En segundo de ESO, sin embargo, se creyeron lo de la promesa e intentaron sonsacarme:

-¿Promesa?, ¿qué promesa?, ¿y por qué la promesa?

-¿Tiene algún familiar enfermo?

Yo compungí el rostro, y sacudí la mano para que dejasen a un lado su curiosidad y cualquier esperanza de que pudiese yo darle satisfacción alguna. Y ya me puse a hacer esquemas en la pizarra.

En casa la cosa fue un poco más difícil. Ni P. ni A. se tomaron en serio mi afonía, y a cada paso me estaban preguntando por esto y lo otro. Decidí hacerme con una libretilla, y contestarles por escrito.

-¿Qué has escrito ahí? Menuda letra tienes, hijo...

-Es verdad, papá, yo no entiendo nada...

De manera que dejé a un lado la libretilla y decidí abrir la boca tan solo para comer. Cuando A. o P. me preguntaban algo, ponía una sonrisa de idiota y entonces eran ellos los que movían las manos y me dejaban por imposible.

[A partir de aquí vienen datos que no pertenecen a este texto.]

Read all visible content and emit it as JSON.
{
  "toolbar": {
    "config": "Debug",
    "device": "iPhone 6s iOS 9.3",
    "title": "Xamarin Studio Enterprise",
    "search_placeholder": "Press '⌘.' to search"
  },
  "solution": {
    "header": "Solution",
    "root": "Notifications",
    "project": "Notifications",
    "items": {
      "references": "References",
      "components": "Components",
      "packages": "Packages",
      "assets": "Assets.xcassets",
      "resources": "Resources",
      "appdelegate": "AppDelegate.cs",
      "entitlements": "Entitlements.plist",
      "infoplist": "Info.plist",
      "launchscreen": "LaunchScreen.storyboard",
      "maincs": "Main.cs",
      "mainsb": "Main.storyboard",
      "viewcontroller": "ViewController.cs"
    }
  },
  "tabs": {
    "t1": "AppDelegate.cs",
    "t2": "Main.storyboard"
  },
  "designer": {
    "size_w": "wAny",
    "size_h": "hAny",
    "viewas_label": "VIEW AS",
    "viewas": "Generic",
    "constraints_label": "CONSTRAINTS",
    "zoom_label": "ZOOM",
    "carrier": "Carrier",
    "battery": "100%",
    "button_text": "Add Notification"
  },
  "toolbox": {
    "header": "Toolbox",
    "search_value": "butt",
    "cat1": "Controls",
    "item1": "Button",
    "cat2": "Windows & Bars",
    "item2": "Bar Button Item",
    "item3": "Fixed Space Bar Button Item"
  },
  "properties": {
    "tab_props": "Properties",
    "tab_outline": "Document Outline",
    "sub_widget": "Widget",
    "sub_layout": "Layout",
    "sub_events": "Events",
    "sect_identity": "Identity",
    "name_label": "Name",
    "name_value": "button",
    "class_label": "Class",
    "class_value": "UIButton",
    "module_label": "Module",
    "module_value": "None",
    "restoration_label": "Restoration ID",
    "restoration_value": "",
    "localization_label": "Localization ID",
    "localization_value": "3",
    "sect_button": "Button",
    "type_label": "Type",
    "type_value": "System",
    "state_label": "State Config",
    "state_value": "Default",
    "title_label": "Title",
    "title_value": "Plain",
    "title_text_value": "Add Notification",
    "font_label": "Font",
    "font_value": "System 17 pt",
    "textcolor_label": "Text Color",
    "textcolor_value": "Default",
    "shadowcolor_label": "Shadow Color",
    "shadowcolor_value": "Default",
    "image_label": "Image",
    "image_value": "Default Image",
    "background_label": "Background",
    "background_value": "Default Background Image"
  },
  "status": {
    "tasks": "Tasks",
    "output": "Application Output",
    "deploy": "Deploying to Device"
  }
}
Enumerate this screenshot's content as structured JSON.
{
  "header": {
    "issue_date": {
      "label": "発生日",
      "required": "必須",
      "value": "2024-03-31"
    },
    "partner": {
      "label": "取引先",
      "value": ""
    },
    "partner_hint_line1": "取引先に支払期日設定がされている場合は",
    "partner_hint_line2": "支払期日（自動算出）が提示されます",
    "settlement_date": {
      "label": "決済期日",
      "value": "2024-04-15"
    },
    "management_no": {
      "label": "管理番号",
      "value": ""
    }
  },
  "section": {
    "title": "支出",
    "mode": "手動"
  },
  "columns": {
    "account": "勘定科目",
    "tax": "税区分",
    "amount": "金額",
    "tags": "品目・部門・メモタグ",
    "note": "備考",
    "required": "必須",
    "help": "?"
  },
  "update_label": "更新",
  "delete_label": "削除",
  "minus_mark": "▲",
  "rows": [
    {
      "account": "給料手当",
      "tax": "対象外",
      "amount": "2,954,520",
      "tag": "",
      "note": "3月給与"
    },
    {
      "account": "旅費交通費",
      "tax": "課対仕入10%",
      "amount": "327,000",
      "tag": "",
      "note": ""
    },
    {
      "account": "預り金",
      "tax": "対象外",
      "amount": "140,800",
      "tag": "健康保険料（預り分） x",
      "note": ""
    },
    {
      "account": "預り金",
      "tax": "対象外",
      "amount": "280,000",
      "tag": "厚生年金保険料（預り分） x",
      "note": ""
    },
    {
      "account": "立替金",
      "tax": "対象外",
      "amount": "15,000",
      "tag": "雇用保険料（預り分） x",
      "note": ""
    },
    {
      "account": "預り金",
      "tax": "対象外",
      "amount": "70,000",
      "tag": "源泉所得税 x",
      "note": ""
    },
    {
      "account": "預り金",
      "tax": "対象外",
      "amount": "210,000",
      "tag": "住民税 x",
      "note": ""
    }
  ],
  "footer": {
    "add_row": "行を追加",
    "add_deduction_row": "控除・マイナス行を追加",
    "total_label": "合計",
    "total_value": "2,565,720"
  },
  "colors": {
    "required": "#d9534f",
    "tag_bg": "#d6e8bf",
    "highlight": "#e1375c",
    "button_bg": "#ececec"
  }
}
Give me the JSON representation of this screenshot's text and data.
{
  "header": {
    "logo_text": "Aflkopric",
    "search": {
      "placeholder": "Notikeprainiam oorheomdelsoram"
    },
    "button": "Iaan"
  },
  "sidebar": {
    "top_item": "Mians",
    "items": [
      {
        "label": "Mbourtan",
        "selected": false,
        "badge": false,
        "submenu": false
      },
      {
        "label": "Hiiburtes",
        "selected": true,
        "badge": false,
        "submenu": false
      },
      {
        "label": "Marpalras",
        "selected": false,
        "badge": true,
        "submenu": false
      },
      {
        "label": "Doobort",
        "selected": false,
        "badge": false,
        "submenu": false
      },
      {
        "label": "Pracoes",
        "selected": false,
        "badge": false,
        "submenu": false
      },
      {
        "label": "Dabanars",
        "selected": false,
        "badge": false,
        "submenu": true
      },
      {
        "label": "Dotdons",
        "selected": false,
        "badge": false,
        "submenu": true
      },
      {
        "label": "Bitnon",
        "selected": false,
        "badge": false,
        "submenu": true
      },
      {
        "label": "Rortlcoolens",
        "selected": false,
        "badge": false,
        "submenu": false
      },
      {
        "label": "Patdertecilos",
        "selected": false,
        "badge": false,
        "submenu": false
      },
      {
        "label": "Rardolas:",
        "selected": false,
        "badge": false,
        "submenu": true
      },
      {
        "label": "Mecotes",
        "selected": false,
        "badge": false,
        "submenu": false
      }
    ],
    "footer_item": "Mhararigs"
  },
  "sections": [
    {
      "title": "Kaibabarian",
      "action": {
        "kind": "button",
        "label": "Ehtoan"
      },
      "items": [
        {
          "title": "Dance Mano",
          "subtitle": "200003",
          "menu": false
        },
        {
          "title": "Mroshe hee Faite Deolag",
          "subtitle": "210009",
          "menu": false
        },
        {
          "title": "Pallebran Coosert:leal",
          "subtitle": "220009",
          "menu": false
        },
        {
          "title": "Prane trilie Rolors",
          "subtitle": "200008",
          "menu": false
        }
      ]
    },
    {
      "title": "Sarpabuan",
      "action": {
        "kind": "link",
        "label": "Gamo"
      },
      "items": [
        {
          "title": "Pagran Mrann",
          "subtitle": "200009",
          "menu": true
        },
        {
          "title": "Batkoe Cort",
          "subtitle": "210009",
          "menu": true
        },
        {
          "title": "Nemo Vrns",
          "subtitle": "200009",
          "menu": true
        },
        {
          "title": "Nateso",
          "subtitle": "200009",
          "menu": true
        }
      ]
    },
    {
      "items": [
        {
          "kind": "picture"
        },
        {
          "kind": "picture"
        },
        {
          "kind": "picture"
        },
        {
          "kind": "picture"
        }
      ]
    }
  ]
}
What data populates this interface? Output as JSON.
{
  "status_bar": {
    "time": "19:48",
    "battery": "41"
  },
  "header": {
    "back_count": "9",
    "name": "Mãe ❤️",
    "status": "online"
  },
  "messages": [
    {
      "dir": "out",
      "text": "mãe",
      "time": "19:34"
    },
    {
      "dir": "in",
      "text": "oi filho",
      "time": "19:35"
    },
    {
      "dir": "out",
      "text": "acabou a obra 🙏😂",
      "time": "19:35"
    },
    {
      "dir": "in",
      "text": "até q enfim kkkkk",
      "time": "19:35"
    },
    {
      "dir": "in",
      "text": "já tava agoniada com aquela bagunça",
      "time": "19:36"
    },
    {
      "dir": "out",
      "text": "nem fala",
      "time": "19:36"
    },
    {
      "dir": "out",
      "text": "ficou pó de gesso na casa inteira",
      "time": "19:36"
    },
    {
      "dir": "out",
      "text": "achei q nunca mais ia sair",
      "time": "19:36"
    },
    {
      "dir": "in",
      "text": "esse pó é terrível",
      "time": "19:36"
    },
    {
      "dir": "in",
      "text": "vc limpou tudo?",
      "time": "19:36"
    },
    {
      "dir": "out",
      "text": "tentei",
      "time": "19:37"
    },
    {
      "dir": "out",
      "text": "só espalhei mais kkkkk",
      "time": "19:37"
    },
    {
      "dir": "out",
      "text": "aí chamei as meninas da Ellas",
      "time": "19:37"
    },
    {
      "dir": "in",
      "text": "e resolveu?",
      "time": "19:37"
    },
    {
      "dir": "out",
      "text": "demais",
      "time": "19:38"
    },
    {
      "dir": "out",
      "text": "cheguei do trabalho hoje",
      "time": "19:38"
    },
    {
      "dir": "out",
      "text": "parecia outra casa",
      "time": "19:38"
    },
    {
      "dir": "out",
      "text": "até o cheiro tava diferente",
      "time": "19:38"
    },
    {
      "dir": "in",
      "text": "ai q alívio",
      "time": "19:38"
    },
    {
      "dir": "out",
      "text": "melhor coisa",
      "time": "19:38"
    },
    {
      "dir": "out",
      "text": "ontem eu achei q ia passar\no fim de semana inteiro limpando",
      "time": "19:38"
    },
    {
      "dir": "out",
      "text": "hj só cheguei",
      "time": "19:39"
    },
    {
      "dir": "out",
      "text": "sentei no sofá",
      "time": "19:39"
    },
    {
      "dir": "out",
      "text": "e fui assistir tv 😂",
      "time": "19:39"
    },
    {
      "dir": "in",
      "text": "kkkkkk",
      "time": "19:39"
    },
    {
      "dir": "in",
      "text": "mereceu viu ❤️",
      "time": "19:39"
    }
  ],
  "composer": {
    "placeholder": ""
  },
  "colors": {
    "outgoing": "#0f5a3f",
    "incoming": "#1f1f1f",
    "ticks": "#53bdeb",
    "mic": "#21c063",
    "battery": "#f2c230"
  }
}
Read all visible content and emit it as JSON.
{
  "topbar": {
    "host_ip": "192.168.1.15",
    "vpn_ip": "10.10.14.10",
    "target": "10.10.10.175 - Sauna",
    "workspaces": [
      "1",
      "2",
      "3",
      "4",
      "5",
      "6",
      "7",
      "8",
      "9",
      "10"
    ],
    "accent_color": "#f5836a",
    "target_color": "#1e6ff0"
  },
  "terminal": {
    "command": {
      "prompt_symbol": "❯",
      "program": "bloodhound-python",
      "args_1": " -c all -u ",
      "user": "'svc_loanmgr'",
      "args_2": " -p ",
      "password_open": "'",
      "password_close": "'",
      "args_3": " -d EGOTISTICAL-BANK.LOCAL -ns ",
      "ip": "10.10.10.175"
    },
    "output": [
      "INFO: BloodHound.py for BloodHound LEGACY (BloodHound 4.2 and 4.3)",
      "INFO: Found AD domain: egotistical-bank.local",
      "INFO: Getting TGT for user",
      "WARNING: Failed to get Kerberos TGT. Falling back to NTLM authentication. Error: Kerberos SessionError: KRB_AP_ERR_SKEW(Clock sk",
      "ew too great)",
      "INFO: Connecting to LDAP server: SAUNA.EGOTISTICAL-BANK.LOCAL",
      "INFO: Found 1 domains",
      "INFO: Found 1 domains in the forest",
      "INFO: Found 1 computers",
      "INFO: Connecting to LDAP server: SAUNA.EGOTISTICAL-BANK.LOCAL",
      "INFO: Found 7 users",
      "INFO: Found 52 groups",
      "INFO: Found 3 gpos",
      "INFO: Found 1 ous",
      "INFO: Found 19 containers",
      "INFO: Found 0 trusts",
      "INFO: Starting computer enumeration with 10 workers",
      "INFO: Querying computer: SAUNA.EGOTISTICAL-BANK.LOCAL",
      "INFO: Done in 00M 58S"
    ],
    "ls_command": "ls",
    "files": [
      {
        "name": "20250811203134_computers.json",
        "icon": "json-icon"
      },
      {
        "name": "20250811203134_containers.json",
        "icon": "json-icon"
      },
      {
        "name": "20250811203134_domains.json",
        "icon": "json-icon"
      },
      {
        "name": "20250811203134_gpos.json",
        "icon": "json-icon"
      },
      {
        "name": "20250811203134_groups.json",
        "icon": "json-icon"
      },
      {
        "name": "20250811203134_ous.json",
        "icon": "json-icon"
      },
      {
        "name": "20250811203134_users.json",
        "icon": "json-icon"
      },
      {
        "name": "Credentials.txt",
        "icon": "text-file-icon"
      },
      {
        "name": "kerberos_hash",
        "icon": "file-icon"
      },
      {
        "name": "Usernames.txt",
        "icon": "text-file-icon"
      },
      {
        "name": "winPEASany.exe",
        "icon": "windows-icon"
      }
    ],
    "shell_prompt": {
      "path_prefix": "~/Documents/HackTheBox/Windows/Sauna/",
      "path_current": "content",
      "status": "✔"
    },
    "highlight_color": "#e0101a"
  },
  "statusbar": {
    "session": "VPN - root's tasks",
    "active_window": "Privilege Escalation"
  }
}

A partir de ese momento todo fue armonía y sosiego, y viví días muy apacibles. Fue tanto el contento que ese silencio mío me trajo, que decidí ampliarlo a la expresión escrita, y aunque en el trabajo tuve que usar la pizarra, dejó de apretarme la necesidad de venir a este rincón a contar todas estas cosas sin importancia. Me dediqué a viajar: estuve en el París de Azorín (La ciudad de los pasos lejanos,  de Muñoz Millanes, precioso), en Alemania (Viaje con Clara por Alemania, de Aramburu, que me ha hecho reír lo indecible), en Asia (Vietnam, Corea, Bután, Afganistán, China, Japón..., de la mano de El lugar más feliz del mundo, de David Jiménez, uno de los mejores libros que hemos leído en años). Hice todos estos viajes desde el sofá, sin salir de casa y rodeado de ese maravilloso silencio cervantino que se encontró Don Quijote en la casa del Caballero del Verde Gabán... Dejé de escribir y me dediqué a leer. Me entregué a la pereza más dulce. Nunca creo haber sido más sabio. Tan feliz era cuando mudo que, cuando me regresó la voz,  le dije a A. que a lo mejor alargaba el tratamiento una semana más:

-Si hombre, de eso nada. Con lo que me gusta a mi hablar...

Efectivamente, eso no pudo ser, pero lo de seguir sin escribir sí, y los momentos que antes le dedicaba a este pequeño huerto, continúe ocupándolos con las lectura. Continúe leyendo y, por no abandonar de un modo definitivo este rincón, que me daba coraje hacerlo y varios remordimientos, me di un plazo:

-Cuando el Rey abdique, vuelvo a él- me dije entre mí, fiado a los expertos en monarquías que afirmaban que un Borbón no abdicaba jamás.